Jeffrey Bean

Contest - Prose Poem

Jeffrey Bean is Professor of English/Creative Writing at Central Michigan University. He is author of two chapbooks and the poetry collections Diminished Fifth and Woman Putting on Pearls, winner of the 2016 Red Mountain Prize for Poetry. His poems have been featured in the New Poetry from the Midwest anthologies and in the anthology Good Poems, American Places. Recent poems appear or are forthcoming in The Southern Review, Crab Creek Review, Willow Springs, The Laurel Review, and The Missouri Review, among other journals, and online at Poets.org and Verse Daily. jeffreybeanpoet.com

The Best Day of Middle School

February. A layer of ice formed on the highways while the math teacher filled the blackboard with angular shapes. Our attention was turned, as always, to the windows. Bulging clouds. Sleet on pines. Cold birds eyeing colder birds hunched under branches. Then—on the road—a van spun sideways. We rose from our desks. It skidded into a ditch, crunching to a stop in snow. But slowly. Almost gently. Then, around the curve—a red sports car. Doomed, we knew with a thrill.

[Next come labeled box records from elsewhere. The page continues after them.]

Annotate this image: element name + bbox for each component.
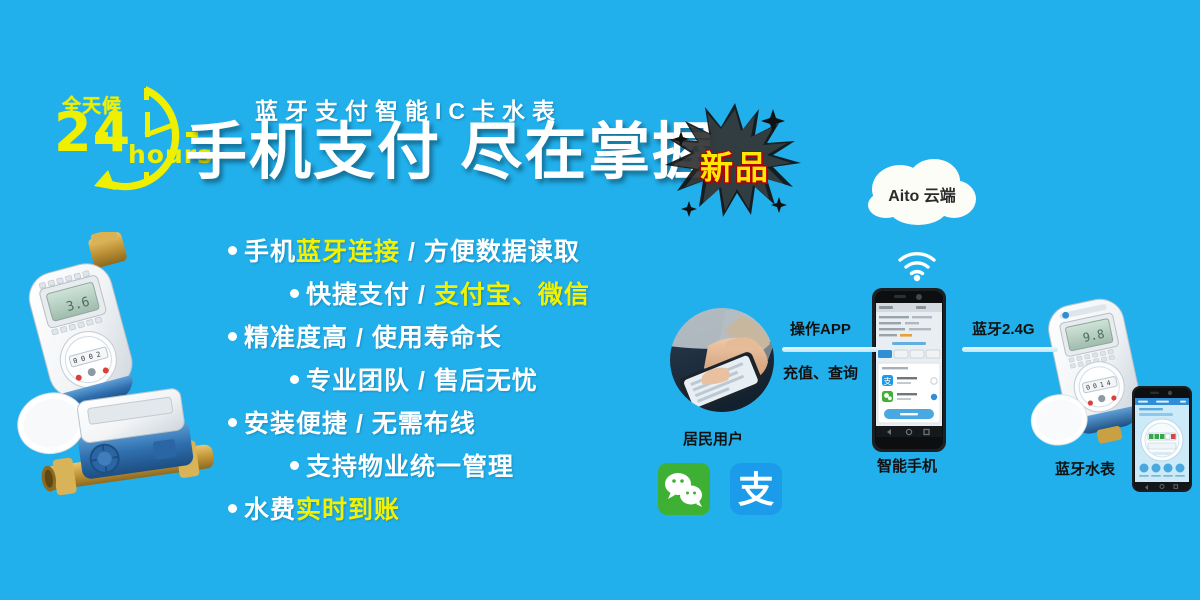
- feature-item: 支持物业统一管理: [290, 447, 514, 483]
- label-app-operate: 操作APP: [790, 318, 851, 339]
- feature-text-highlight: 实时到账: [296, 496, 400, 524]
- feature-text: 专业团队 / 售后无忧: [306, 367, 538, 395]
- feature-item: 安装便捷 / 无需布线: [228, 404, 476, 440]
- label-recharge-query: 充值、查询: [783, 362, 858, 383]
- label-smart-phone: 智能手机: [877, 455, 937, 476]
- promo-banner: 全天候 24 hours 蓝牙支付智能IC卡水表 手机支付 尽在掌握 新品 手机…: [0, 0, 1200, 600]
- alipay-icon: 支: [730, 463, 782, 515]
- connector-line-right: [962, 347, 1058, 352]
- feature-text: 手机: [244, 238, 296, 266]
- svg-text:支: 支: [738, 470, 774, 511]
- hand-holding-phone-photo: [668, 306, 776, 414]
- feature-bullet-dot: [290, 375, 299, 384]
- feature-text-highlight: 支付宝、微信: [434, 281, 590, 309]
- feature-text: 支持物业统一管理: [306, 453, 514, 481]
- feature-item: 水费实时到账: [228, 490, 400, 526]
- cloud-label: Aito 云端: [862, 182, 982, 206]
- badge-24-number: 24: [54, 106, 131, 160]
- feature-bullet-dot: [290, 461, 299, 470]
- wifi-signal-icon: [896, 248, 938, 282]
- feature-item: 专业团队 / 售后无忧: [290, 361, 538, 397]
- new-product-badge: 新品: [655, 97, 815, 222]
- feature-text: 安装便捷 / 无需布线: [244, 410, 476, 438]
- feature-text: 精准度高 / 使用寿命长: [244, 324, 502, 352]
- new-product-badge-label: 新品: [655, 141, 815, 189]
- feature-item: 快捷支付 / 支付宝、微信: [290, 275, 590, 311]
- feature-item: 手机蓝牙连接 / 方便数据读取: [228, 232, 580, 268]
- label-bluetooth: 蓝牙2.4G: [972, 318, 1035, 339]
- feature-text: 快捷支付 /: [306, 281, 434, 309]
- label-resident-user: 居民用户: [683, 428, 743, 449]
- feature-bullet-dot: [290, 289, 299, 298]
- banner-main-title: 手机支付 尽在掌握: [185, 122, 716, 184]
- feature-text: 水费: [244, 496, 296, 524]
- connector-line-left: [782, 347, 878, 352]
- svg-text:支: 支: [884, 376, 892, 386]
- wechat-pay-icon: [658, 463, 710, 515]
- meter-reading-app-phone: [1132, 386, 1192, 492]
- feature-text: / 方便数据读取: [400, 238, 580, 266]
- left-product-photos: 3.6 0002: [8, 232, 248, 522]
- feature-text-highlight: 蓝牙连接: [296, 238, 400, 266]
- smart-phone-mockup: 支: [872, 288, 946, 452]
- feature-item: 精准度高 / 使用寿命长: [228, 318, 502, 354]
- label-bluetooth-water-meter: 蓝牙水表: [1055, 458, 1115, 479]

The driver touched the brakes, the wheels locked, the car drifted off the road and nudged the van. It moved in slow motion, left no dent. A white sedan joined them. A blue truck. And another. Then, to our delight, a telephone pole fell, dragging its cape of wires. Dogs ran from the neighborhoods, jumped onto the windshields. The 7-11, where we stole cigarettes, crumpled and rolled into the pile. Then Western Skateland fell, the musty roller skates we had stood inside for countless birthday parties rattling onto the scene. We began to turn to each other. Are you seeing this? As usual, we did not make eye contact, looking instead at each other’s bodies, our gangling arms and bellies, our feet, all the wrong size. The teacher held his chalk. Eagles tumbled out of the sky and landed in cornfields with soft thuds.

I had very few good days in middle school. This poem is based loosely on my memory of an actual middle school day, one of the better ones, when through the windows during math class we got to witness a few cars slide off an icy road and skid to a stop in a ditch. This memory came back to me recently, apropos of nothing, and the poem was born.